# Dynamic mode decomposition

Here we present the basic ideas behind a family of dynamic mode decomposition (DMD) methods. In particular the original "standard DMD"<cite data-cite="nbdmd-schmid2010dynamic">(Schmid, 2010)</cite>, its variant "exact DMD"<cite data-cite="nbdmd-tu2013dynamic">(Tu, 2013)</cite>, as well as "extended DMD" <cite data-cite="nbdmd-williams2015data">(Williams, 2015)</cite>. The principle idea is that DMD should be able to characterize / decompose potentially highly nonlinear dynamics by solving linear systems of equations and studying their spectral properties.

## Standard and exact DMD

For people already familiar with the method and interface, the [API docs](../api/generated/deeptime.decomposition.DMD.rst).

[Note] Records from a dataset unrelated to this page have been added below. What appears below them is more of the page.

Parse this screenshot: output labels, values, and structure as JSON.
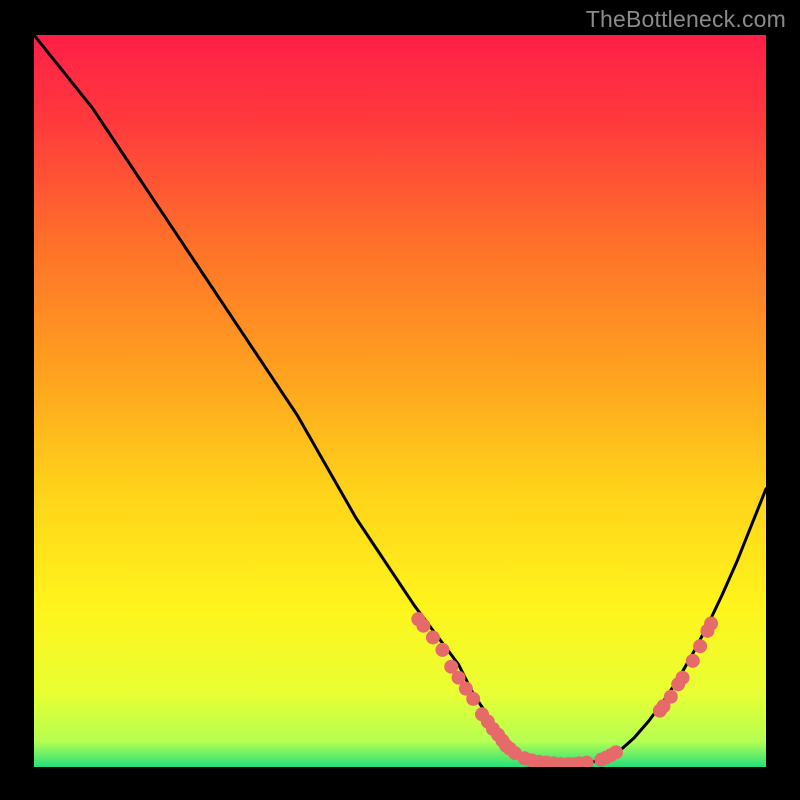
{
  "watermark": "TheBottleneck.com",
  "colors": {
    "gradient_stops": [
      {
        "offset": 0.0,
        "color": "#ff1f47"
      },
      {
        "offset": 0.12,
        "color": "#ff3a3d"
      },
      {
        "offset": 0.28,
        "color": "#ff6f2a"
      },
      {
        "offset": 0.45,
        "color": "#ff9e20"
      },
      {
        "offset": 0.62,
        "color": "#ffd21a"
      },
      {
        "offset": 0.78,
        "color": "#fff41c"
      },
      {
        "offset": 0.9,
        "color": "#e8ff33"
      },
      {
        "offset": 0.965,
        "color": "#b5ff52"
      },
      {
        "offset": 1.0,
        "color": "#24e07a"
      }
    ],
    "curve": "#000000",
    "marker": "#e76a6a"
  },
  "chart_data": {
    "type": "line",
    "title": "",
    "xlabel": "",
    "ylabel": "",
    "x": [
      0.0,
      0.04,
      0.08,
      0.12,
      0.16,
      0.2,
      0.24,
      0.28,
      0.32,
      0.36,
      0.4,
      0.44,
      0.48,
      0.5,
      0.52,
      0.55,
      0.58,
      0.6,
      0.62,
      0.64,
      0.66,
      0.68,
      0.7,
      0.72,
      0.74,
      0.76,
      0.78,
      0.8,
      0.82,
      0.84,
      0.86,
      0.88,
      0.9,
      0.92,
      0.94,
      0.96,
      0.98,
      1.0
    ],
    "y": [
      1.0,
      0.95,
      0.9,
      0.84,
      0.78,
      0.72,
      0.66,
      0.6,
      0.54,
      0.48,
      0.41,
      0.34,
      0.28,
      0.25,
      0.22,
      0.18,
      0.14,
      0.1,
      0.07,
      0.04,
      0.02,
      0.01,
      0.006,
      0.004,
      0.004,
      0.006,
      0.012,
      0.022,
      0.04,
      0.063,
      0.09,
      0.12,
      0.155,
      0.193,
      0.235,
      0.28,
      0.33,
      0.38
    ],
    "xlim": [
      0,
      1
    ],
    "ylim": [
      0,
      1
    ],
    "markers": [
      {
        "x": 0.525,
        "y": 0.202
      },
      {
        "x": 0.532,
        "y": 0.193
      },
      {
        "x": 0.545,
        "y": 0.177
      },
      {
        "x": 0.558,
        "y": 0.16
      },
      {
        "x": 0.57,
        "y": 0.137
      },
      {
        "x": 0.58,
        "y": 0.122
      },
      {
        "x": 0.59,
        "y": 0.107
      },
      {
        "x": 0.6,
        "y": 0.093
      },
      {
        "x": 0.612,
        "y": 0.072
      },
      {
        "x": 0.62,
        "y": 0.062
      },
      {
        "x": 0.627,
        "y": 0.052
      },
      {
        "x": 0.634,
        "y": 0.044
      },
      {
        "x": 0.64,
        "y": 0.036
      },
      {
        "x": 0.645,
        "y": 0.029
      },
      {
        "x": 0.65,
        "y": 0.025
      },
      {
        "x": 0.657,
        "y": 0.019
      },
      {
        "x": 0.67,
        "y": 0.012
      },
      {
        "x": 0.68,
        "y": 0.009
      },
      {
        "x": 0.69,
        "y": 0.007
      },
      {
        "x": 0.7,
        "y": 0.006
      },
      {
        "x": 0.71,
        "y": 0.005
      },
      {
        "x": 0.72,
        "y": 0.004
      },
      {
        "x": 0.73,
        "y": 0.004
      },
      {
        "x": 0.738,
        "y": 0.004
      },
      {
        "x": 0.745,
        "y": 0.005
      },
      {
        "x": 0.755,
        "y": 0.006
      },
      {
        "x": 0.775,
        "y": 0.01
      },
      {
        "x": 0.782,
        "y": 0.013
      },
      {
        "x": 0.788,
        "y": 0.016
      },
      {
        "x": 0.795,
        "y": 0.02
      },
      {
        "x": 0.855,
        "y": 0.077
      },
      {
        "x": 0.86,
        "y": 0.083
      },
      {
        "x": 0.87,
        "y": 0.096
      },
      {
        "x": 0.88,
        "y": 0.113
      },
      {
        "x": 0.886,
        "y": 0.122
      },
      {
        "x": 0.9,
        "y": 0.145
      },
      {
        "x": 0.91,
        "y": 0.165
      },
      {
        "x": 0.92,
        "y": 0.186
      },
      {
        "x": 0.925,
        "y": 0.196
      }
    ]
  }
}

Considering a sequential set of data vectors $\{z_1,\ldots,z_m\}$ with $z_i\in\mathbb{R}^n$ and assuming that 

$$ z_{k+1} = Az_k $$

for some usually unknown matrix $A$, one can define standard DMD as follows (following the presentation of <cite data-cite="nbdmd-tu2013dynamic">(Tu, 2013)</cite>, originally introduced as DMD in <cite data-cite="nbdmd-schmid2010dynamic">(Schmid, 2010)</cite>).

1. The data is arranged into matrices $X, Y$ of matching pairs of time-shifted datapoints, i.e., $Y_{i+1} = X_{i}$ for $i \geq 1$.
2. Compute the (optionally truncated) SVD of $X$ to obtain $X = U\Sigma V^*$.
3. Define $\tilde{A} = U^*YV\Sigma^{-1}$.
4. Compute eigenvalues and eigenvectors $\tilde A w = \lambda w$.
5. The DMD mode corresponding to the DMD eigenvalue $\lambda$ is given by $\hat\varphi = Uw$.

It should be remarked that even if the data-generating dynamics are nonlinear, it is assumed that there exists some linear operator $A$ which approximates these.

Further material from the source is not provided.